Simulation of Reynolds number influence on heat exchange in turbulent flow of medium slurry

Abstract

The paper deals with the numerical simulation of mass and heat exchange in turbulent flow of solid-liquid mixture in the range of averaged solid particle diameter from 0.10mm to 0.80mm, named further as the medium slurry. Physical model assumes that dispersed phase is fully suspended and a turbulent flow is hydro-dynamically, and thermally developed in a straight horizontal pipeline. Taking into account the aforementioned assumptions the slurry is treated as a single-phase flow with increased density, while viscosity is equals to a carrier liquid viscosity.
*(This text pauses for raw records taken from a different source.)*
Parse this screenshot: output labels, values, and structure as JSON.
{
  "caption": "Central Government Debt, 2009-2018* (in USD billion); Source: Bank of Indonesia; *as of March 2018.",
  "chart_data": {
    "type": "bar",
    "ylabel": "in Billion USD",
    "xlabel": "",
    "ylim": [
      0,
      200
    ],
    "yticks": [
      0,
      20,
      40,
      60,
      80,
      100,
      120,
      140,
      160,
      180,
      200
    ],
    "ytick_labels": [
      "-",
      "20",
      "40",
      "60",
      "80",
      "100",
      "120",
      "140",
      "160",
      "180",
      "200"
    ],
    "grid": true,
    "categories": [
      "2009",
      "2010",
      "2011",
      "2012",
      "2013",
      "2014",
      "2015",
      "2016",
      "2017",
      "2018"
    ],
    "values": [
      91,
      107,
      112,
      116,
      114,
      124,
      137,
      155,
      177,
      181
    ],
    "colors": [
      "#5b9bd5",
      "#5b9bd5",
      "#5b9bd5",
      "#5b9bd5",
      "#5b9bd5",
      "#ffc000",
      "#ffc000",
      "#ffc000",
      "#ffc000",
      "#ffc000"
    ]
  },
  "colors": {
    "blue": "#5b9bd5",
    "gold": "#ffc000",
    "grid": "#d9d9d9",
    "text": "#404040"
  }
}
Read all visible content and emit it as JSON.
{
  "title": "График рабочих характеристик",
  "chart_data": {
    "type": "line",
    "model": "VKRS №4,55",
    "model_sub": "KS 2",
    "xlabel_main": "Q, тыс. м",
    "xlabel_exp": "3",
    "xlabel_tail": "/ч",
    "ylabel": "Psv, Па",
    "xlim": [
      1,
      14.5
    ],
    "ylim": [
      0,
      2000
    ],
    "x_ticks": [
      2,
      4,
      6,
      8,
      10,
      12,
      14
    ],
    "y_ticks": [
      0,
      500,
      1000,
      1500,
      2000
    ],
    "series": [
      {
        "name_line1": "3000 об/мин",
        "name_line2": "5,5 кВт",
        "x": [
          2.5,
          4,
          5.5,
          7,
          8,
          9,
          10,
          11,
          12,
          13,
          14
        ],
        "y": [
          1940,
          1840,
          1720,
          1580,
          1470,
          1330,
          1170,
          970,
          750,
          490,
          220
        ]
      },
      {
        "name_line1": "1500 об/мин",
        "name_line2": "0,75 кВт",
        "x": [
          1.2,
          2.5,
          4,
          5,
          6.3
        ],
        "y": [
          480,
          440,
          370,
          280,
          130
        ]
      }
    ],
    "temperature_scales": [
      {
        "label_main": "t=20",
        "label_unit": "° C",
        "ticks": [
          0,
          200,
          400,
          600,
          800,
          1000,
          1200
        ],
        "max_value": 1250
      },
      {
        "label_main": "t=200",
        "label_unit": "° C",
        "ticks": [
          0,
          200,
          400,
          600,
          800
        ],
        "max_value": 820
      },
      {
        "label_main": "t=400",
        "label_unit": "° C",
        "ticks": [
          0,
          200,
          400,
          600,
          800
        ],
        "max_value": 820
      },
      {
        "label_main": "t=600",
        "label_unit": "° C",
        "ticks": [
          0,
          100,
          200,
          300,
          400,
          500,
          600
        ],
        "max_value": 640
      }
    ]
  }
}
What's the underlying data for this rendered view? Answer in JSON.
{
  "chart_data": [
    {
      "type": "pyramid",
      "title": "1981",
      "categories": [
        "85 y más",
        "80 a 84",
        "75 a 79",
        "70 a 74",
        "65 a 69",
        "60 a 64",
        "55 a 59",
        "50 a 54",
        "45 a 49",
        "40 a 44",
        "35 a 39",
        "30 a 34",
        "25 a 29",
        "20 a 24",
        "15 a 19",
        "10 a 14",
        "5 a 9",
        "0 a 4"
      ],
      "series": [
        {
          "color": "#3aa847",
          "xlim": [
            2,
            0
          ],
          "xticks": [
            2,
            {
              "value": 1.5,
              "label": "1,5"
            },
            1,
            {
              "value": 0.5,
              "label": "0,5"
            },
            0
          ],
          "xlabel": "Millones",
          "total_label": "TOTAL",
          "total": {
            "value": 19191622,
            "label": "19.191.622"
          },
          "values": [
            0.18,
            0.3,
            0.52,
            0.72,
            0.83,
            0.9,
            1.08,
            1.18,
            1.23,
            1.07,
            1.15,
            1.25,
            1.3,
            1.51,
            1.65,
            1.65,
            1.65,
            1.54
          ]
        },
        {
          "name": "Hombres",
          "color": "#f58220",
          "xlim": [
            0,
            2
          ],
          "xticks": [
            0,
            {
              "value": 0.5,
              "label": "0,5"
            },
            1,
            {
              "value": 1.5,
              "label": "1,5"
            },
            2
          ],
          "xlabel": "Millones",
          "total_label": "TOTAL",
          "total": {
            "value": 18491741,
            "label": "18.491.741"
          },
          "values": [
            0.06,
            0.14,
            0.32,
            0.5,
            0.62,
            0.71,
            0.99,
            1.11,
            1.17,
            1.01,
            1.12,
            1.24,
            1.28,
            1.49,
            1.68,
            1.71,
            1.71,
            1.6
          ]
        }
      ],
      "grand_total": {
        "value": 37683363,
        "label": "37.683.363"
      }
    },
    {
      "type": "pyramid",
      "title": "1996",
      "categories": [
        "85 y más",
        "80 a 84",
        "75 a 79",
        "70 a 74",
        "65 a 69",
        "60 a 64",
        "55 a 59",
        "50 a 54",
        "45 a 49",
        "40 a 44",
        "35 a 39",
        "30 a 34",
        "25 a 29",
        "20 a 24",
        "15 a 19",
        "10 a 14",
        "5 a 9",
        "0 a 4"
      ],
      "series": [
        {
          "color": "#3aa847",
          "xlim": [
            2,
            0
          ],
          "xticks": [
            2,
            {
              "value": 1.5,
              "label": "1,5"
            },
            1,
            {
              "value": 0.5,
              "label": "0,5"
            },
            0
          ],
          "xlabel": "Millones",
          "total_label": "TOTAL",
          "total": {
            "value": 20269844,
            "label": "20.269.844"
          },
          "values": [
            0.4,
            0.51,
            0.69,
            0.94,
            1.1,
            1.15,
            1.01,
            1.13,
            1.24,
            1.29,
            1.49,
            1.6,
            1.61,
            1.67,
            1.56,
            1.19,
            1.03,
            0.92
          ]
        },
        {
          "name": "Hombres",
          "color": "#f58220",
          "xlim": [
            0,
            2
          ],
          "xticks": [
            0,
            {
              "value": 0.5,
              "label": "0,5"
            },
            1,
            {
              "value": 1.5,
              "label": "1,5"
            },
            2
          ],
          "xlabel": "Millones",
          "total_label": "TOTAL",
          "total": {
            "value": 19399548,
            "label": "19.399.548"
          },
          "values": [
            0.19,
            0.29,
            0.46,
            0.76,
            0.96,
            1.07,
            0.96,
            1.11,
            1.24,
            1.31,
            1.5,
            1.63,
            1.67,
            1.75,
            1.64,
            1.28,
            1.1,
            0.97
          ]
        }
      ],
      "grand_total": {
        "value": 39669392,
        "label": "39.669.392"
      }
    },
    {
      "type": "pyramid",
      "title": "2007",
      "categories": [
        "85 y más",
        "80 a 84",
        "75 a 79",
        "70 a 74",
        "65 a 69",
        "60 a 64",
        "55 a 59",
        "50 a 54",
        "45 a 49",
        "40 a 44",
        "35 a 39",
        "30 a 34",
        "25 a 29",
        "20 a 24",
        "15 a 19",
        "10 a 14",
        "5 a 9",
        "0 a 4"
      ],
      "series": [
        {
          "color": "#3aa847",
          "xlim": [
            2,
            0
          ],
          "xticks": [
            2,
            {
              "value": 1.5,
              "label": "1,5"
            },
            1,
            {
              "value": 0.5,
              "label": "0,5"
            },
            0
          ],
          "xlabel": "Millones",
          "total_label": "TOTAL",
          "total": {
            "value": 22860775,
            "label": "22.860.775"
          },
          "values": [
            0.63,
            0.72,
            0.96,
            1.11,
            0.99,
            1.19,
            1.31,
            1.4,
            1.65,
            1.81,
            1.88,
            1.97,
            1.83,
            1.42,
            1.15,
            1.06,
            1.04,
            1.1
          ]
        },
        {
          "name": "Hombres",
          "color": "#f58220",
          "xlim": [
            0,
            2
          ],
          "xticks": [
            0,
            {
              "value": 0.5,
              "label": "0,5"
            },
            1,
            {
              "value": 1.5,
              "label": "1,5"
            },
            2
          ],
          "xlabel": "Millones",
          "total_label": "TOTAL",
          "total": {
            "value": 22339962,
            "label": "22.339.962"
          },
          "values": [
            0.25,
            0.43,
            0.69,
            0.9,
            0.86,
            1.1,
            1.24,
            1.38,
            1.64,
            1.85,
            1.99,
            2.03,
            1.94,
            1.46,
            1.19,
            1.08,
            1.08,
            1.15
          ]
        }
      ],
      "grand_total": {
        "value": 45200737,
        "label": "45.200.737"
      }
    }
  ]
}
The mathematical model constitutes time averaged momentum equation in which the turbulent stress tensor was designated using a two-equation turbulence model, which makes use of the Boussinesq eddy-viscosity hypothesis. Turbulence damping function in the turbulence model was especially designed for the medium slurry. In addition, an energy equation has been used in which a convective term was determined from the energy balance acting on a unit pipe length, assuming linear changes of temperature in main flow direction. Finally, the mathematical model of non-isothermal medium slurry flow comprises four partial differential equations, namely momentum and energy equations, equations of kinetic energy of turbulence and its dissipation rate. Four partial differential equations were solved by a finite difference scheme using own computer code. The objective of the paper is to examine the influence of Reynolds number on temperature profiles and Nusselt number in turbulent flow of medium slurry in the range of solids concentration from 0% to 30% by volume. The effect of influential factors on heat transfer between the pipe and slurry is analysed. The paper demonstrates substantial impact of Reynolds number and solids volume fraction on the Nusselt number. The results of numerical simulation are reviewed.